Deep learning has gained many achievements over the past few years, right from defeating professionals in poker games to autonomous driving. Accomplishing such tasks needs a complex methodology which will result in a complex system. Even now, there are many cases where the researchers are applying a trial-and-error method to build certain models.
With the increasing demand in deep learning, the demand for better as well as sophisticated hardware has also increased. Several Tier I organisations like Intel, Nvidia and Alibaba, among others, are striving hard to bridge the gap between the software and hardware. The only way to build a sophisticated deep learning model is to use better hardware.
Recently, researchers from Harvard University came up with one such idea of developing a systematic and scientific approach to platform benchmarking. According to the researchers the benchmarking should not only compare the performance of different platforms which is running a broad range of deep learning models, but also support deeper analysis of the interactions across the spectrum of different model attributes (eg, hyperparameters), hardware design choices, and software support.
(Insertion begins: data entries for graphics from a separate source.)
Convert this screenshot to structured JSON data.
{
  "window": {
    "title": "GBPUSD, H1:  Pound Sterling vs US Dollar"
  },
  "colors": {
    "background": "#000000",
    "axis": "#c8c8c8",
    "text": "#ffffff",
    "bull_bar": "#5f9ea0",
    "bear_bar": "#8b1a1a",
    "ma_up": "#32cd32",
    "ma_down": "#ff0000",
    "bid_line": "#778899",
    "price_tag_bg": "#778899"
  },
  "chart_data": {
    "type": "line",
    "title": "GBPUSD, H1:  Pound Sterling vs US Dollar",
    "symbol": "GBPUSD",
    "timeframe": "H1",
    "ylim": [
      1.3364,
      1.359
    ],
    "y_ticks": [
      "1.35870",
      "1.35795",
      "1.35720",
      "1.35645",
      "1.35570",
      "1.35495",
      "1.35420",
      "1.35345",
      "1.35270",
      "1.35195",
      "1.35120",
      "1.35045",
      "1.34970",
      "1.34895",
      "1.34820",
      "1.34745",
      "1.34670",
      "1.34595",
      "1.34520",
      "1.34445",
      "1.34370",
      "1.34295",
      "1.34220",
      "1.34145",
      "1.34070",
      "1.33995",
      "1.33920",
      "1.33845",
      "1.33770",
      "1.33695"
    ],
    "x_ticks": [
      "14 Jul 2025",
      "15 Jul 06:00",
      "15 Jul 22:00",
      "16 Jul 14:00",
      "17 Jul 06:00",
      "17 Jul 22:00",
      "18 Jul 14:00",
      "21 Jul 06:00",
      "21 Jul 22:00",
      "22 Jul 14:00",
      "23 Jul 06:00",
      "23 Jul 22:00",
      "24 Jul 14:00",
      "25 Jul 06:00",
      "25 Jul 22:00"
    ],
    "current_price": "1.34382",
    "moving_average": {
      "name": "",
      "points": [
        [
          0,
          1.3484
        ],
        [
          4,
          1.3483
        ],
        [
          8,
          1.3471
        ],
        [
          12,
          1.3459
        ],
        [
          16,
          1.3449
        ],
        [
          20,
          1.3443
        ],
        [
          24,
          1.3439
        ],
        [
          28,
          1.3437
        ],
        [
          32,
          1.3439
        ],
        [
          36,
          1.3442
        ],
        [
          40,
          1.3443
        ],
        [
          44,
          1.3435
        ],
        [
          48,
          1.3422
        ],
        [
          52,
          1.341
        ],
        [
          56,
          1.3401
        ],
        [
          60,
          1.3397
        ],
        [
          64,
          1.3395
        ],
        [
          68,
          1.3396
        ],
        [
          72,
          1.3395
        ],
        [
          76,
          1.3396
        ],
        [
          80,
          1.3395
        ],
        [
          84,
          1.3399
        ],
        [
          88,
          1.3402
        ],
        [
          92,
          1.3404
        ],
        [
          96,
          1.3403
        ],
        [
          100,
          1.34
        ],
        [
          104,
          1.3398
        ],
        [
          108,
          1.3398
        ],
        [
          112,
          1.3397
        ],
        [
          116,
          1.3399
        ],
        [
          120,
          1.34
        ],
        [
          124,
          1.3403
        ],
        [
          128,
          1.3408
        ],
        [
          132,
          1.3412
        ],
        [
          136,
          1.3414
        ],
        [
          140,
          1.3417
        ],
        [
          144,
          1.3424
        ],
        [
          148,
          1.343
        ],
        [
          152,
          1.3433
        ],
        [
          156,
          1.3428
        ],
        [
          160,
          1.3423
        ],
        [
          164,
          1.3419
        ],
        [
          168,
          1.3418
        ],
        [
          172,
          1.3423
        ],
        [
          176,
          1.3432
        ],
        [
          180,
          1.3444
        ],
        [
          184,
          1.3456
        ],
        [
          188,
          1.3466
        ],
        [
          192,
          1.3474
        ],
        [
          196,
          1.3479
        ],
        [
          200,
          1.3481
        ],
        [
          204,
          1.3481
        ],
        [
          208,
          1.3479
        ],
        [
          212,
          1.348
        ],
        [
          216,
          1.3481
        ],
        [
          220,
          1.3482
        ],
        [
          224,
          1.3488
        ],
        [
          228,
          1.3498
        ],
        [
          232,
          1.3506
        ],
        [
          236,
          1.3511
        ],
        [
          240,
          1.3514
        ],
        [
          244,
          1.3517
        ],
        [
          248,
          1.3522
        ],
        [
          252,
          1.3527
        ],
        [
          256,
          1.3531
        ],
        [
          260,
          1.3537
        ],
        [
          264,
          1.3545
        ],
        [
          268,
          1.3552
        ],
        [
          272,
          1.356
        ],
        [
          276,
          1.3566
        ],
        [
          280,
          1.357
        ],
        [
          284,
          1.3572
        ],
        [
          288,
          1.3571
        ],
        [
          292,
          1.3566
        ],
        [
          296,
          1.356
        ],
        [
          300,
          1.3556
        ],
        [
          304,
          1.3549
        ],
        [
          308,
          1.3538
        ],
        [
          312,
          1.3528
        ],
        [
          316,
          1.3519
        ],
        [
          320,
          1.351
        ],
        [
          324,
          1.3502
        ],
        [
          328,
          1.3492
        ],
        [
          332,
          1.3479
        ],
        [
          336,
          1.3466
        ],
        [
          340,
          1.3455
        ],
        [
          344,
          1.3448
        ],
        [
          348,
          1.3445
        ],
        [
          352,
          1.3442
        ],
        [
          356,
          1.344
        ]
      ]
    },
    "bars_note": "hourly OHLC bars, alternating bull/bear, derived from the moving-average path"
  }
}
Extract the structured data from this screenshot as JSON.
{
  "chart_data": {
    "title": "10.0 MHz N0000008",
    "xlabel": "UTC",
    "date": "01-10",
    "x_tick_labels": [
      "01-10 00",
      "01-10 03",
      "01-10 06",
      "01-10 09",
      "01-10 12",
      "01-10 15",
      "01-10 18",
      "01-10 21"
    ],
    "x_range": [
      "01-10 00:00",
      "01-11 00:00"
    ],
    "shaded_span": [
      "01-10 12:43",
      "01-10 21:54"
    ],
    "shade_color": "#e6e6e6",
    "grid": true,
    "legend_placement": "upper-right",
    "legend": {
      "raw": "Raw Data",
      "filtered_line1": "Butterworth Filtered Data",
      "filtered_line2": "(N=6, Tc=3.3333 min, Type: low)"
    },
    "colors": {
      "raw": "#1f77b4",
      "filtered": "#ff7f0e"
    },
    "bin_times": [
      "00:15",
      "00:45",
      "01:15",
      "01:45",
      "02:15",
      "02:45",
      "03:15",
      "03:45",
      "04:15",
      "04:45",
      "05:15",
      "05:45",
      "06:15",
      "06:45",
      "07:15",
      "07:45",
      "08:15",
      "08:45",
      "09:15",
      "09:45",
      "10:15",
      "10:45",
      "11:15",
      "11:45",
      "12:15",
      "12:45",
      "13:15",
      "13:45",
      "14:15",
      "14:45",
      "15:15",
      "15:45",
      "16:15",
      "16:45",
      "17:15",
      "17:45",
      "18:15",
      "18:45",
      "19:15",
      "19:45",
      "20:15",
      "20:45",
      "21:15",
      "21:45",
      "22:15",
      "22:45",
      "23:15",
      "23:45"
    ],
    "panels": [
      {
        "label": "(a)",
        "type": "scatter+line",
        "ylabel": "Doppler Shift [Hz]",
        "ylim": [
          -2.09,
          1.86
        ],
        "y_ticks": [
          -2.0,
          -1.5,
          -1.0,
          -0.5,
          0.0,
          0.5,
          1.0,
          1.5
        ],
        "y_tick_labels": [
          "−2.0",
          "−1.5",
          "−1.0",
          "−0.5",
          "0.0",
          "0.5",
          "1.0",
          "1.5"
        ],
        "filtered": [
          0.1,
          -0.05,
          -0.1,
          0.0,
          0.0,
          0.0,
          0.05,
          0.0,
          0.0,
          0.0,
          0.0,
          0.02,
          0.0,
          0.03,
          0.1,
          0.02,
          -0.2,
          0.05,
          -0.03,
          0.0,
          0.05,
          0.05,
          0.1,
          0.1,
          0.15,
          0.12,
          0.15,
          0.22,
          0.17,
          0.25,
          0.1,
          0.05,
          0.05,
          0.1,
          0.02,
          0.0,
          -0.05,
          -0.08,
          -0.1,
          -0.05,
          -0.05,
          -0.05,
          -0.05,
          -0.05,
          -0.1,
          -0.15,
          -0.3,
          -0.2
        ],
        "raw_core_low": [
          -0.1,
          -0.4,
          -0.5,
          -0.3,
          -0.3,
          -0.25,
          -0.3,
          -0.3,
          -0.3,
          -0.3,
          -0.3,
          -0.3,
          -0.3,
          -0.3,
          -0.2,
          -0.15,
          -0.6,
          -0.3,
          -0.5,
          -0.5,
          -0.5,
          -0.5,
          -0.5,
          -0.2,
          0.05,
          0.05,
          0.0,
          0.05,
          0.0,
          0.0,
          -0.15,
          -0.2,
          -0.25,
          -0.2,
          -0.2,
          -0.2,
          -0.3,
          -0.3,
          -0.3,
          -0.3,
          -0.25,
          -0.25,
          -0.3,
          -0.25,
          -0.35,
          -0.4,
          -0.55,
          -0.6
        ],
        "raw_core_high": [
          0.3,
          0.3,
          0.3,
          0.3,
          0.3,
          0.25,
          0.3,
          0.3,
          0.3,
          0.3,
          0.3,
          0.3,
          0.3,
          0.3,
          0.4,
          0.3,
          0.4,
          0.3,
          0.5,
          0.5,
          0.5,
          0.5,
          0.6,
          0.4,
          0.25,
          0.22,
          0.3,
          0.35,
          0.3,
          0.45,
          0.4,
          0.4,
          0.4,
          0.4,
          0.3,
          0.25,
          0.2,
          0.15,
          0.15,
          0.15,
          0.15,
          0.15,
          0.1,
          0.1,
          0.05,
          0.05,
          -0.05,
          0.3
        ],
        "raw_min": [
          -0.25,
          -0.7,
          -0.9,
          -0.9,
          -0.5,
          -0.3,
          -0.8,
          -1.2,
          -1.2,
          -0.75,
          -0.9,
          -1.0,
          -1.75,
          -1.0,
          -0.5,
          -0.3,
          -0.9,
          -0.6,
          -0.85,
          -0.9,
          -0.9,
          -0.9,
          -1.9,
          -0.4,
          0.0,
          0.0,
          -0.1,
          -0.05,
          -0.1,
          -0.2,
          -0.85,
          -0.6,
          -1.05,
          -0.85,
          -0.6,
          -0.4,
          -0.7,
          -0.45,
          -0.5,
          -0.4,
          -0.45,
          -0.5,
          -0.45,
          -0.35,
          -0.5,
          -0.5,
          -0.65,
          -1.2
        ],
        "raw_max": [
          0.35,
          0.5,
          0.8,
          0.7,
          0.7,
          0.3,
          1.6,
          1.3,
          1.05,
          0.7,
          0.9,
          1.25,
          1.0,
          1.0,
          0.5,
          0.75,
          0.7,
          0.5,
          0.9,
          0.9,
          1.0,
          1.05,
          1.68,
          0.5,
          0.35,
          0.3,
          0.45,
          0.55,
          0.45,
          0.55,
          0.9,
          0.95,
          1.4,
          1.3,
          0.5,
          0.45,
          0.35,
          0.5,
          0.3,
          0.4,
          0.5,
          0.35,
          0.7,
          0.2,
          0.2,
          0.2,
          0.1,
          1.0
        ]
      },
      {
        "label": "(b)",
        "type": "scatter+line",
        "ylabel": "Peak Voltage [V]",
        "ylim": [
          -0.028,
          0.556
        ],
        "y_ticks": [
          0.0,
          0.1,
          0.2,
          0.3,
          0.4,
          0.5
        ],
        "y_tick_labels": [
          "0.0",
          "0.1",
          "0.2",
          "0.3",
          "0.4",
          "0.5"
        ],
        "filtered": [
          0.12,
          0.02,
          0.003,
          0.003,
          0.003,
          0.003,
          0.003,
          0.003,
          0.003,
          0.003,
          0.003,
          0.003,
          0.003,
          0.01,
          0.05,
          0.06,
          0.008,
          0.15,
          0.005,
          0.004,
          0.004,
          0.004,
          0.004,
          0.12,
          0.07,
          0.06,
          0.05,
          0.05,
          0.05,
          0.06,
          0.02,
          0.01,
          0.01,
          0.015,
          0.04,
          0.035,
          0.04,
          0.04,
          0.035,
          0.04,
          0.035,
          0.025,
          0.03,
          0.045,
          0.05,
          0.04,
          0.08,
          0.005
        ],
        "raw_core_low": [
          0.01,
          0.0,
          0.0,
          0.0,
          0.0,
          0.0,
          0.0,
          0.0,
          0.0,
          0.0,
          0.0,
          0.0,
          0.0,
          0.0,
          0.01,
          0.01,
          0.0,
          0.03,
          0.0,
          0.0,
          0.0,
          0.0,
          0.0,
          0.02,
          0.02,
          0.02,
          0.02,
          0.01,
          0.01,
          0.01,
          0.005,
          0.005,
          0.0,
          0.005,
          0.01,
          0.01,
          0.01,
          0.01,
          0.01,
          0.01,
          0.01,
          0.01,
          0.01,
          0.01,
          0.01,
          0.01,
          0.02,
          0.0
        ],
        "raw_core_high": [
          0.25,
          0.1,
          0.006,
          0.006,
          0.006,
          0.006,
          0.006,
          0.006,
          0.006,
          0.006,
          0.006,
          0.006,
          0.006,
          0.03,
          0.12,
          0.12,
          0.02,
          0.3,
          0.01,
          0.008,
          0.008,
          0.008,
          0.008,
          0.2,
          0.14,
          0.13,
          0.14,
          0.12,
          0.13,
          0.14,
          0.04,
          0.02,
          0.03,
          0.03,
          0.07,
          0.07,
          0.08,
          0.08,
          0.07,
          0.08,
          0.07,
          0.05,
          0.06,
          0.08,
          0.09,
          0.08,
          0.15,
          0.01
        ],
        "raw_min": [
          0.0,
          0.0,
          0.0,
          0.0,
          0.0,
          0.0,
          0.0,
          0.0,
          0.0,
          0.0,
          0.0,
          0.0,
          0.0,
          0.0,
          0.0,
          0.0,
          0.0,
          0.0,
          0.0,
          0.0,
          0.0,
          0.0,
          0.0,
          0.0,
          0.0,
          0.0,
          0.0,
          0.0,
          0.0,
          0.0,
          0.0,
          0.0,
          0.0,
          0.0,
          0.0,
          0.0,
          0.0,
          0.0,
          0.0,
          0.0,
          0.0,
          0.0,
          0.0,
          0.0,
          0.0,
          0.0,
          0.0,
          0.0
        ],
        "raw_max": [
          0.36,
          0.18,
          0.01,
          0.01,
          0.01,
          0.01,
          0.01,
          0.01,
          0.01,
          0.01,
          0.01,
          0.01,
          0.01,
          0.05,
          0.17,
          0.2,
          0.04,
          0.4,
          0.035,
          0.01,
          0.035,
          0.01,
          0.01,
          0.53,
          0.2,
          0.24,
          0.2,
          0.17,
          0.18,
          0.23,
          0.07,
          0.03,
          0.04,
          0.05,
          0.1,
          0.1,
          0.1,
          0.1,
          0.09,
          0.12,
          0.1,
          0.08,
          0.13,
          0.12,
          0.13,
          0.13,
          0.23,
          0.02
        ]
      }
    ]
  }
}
ParaDnn, a parameterised deep learning benchmark suite is introduced by the researchers of Harvard University. This suite generates end-to-end models for fully connected (FC), convolutional neural network (CNN), and recurrent neural networks (RNN).
Behind The Suite
In ParaDnn, the model types cover 95% of Google’s TPU workloads, all of Facebook’s deep learning models, and eight out of nine MLPerf models. The image classification/detection and sentiment analysis models are the CNNs, the recommendation and translation models are FCs, the RNN translator and another version of sentiment analysis are the RNNs. In addition to ParaDnn, the researchers also included two workloads written in TensorFlow from MLPerf and they are transformer and ResNet-50.
The researchers compared three hardware platforms as mentioned below
- The Tensor Processing Unit (TPU) v2 and v3 where each TPU v2 device delivers a peak of 180 TFLOPS on a single board and TPU v3 has an improved peak performance of 420 TFLOPS.
- The NVIDIA Tesla V100 Tensor Core which is a GPU with Volta architecture.
- CPUs, considered as a suitable and important platform for training in certain cases.
How It Works
Enabled by ParaDnn, the researchers specially marked the insights of these platforms. They made a deep dive into the TPU v2 and v3 which helps in revealing the architectural bottlenecks in computation capability, memory bandwidth, multi-chip overhead, and device-host balance.
The architecture of ParaDnn CNNs is
Input → [Residual/Bottleneck Block]×4 → FC → Output.
The architecture of ParaDnn FC is
Input → [Layer[Node]] → Output, where the layer is the number of layers is variables.
The architecture of ParaDnn RNN is
Input → [RNN/LSTM/GRU Cell] → Output
The ranges of the hyperparameters and dataset variables are given below
Advantages Of ParaDnn
ParaDnn seamlessly generates more than a thousand of parameterised multi-layer models, comprising fully-connected models (FC), convolutional neural networks (CNN), and recurrent neural networks (RNN). It allows a systematic benchmarking across almost six orders-of-magnitude of model parameter size, exceeding the range of existing benchmarks.
How This Suite Is Different From Existing Suites
In deep learning, there are already two types of existing benchmark suites. One is real-world benchmark suites such as MLPerf, Fathom, BenchNN, etc. The other is micro-benchmark suites, such as DeepBench and BenchIP. The drawback of the real-world suites is that it contains a handful of popular and current deep learning models spanning a variety of model architectures which means that it may become obsolete in future as this technology is evolving in a very fast manner. Furthermore, these suites fail to reveal deep insights into interactions between DL model attributes and hardware performance.
ParaDnn has all the advantages to the above shortcomings. It provides large end-to-end models covering current and future applications as well as parameterising the deep learning models to explore a broader design space of deep neural network model attributes. This suite also has the ability to gain insights about hardware performance sensitivity to model attributes by allowing interpolating and extrapolating to future models of interest.
TPU vs GPU vs CPU: A Cross-Platform Comparison
The researchers made a cross-platform comparison in order to choose the most suitable platform based on models of interest. This can also be said as the key takeaways which shows that no single platform is the best for all scenarios. They are mentioned below
- TPU: Tensor Processing Unit is highly-optimised for large batches and CNNs and has the highest training throughput.
- GPU: Graphics Processing Unit shows better flexibility and programmability for irregular computations, such as small batches and nonMatMul computations.
- CPU: Central Processing Unit achieves the highest FLOPS utilisation for RNNs and supports the largest model because of large memory capacity.
It has been shown that different platforms offer advantages for different models based on their respective characteristics. Emerging technology is evolving at a very fast pace and for this reason, it is also crucial to keep updating the benchmarking continuously. Moreover, for future work, the researchers will be working on studying deep learning inference, cloud overhead, multi-node systems, accuracy, or convergence.